On 08/19/2018 11:31 PM, Paul Backus wrote:

You are basically reinventing OOP here.


Yes, I am. Deliberately, in fact. Class inheritance is my backup plan, though.

My use-case is actually very, very similar to std.digest:

There are various benefits to using a template-and-constraint based interface. But one notable downside is the inability to handle the situation where the actual type needed is only known at runtime. In std.digest, this dilemma is dealt with by duplicating the entire interface in BOTH template/constraint AND class-inheritance varieties.

Additionally, an important thing to note in the case of std.digest is that `isDigest!T` returns FALSE for types using the OOP version of the interface. I think there is (arguably) a certain merit in that:

The OOP interface obviously uses classes, whereas (in order to obtain the full potential benefits of a template-and-constraint approach) the template interface uses (and even requires) structs. Because of this, instances should be constructed differently ("T instance;" vs "T instance = new T();"). Thus, any generic code that wants to handle ANY digest type must be very careful to mind this distinction whenever creating new instances. Presumably, this may be why std.digest chose to NOT let OO digests satisfy the template-oriented isDigest.
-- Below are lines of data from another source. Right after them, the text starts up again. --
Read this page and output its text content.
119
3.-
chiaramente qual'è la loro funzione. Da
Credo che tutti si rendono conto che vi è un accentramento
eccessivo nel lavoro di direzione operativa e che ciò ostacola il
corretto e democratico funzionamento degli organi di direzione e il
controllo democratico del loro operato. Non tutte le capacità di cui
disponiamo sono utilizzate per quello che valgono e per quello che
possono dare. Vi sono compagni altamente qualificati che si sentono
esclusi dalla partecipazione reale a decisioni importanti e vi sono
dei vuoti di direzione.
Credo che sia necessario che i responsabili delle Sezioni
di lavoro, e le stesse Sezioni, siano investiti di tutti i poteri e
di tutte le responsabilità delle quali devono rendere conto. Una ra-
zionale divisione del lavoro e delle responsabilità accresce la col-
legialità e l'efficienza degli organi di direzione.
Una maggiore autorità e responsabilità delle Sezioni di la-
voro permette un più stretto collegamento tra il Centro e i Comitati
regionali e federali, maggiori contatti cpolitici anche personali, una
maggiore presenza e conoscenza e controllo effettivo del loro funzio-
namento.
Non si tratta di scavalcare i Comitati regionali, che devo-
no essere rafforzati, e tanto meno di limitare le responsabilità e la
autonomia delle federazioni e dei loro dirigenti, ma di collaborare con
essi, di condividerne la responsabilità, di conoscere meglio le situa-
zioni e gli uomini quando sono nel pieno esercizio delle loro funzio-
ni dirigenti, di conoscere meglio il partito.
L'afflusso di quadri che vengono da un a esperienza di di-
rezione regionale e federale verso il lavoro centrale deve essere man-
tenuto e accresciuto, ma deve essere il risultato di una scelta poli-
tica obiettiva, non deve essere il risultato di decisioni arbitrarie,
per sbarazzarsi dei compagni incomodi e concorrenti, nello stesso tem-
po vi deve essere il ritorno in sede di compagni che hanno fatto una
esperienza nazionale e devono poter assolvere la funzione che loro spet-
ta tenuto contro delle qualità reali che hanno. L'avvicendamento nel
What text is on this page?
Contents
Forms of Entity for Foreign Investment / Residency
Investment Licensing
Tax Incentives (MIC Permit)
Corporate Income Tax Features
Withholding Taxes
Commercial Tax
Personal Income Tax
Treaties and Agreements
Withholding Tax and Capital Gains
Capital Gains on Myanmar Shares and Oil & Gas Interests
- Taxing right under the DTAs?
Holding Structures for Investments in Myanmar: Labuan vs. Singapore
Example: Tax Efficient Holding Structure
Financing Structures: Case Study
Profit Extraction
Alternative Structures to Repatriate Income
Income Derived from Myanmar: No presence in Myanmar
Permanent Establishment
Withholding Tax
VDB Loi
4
And then std.digest also needs WrapperDigest, needed to convert a template-style digest to OO-style.

So...while std.digest succeeds at offering the best-of-both-worlds between template and OO approaches, it also creates a whole new mess via completely duplicated interfaces that aren't 100% compatible.

I want to see if I can do better.

So back to the root of the problem:

We have a bunch of types, including user-defined types we don't have advance knowledge of. And we need a type which can hold any of them at runtime.

AFAIK, there are two classic ways to do that: One is OOP, the other is an unbounded discriminated union (a variant). Unlike class-based inheritance, a variant CAN be implemented as a struct. So, at least in theory, a variant-based type could potentially be made which implements the *true* template-based interface, eliminating the need for duplicate APIs and the mess that entails.

There are a bunch of discriminated union types available for D, but the only one I'm aware of that *doesn't* require a finite-sized list of types known ahead-of-time is Phobos's Variant. The only problem is calling a function on a type not already known ahead-of-time. Maybe that's unsolvable? If so, then I'll fallback to the std.digest approach. But I'd prefer to avoid that, if possible.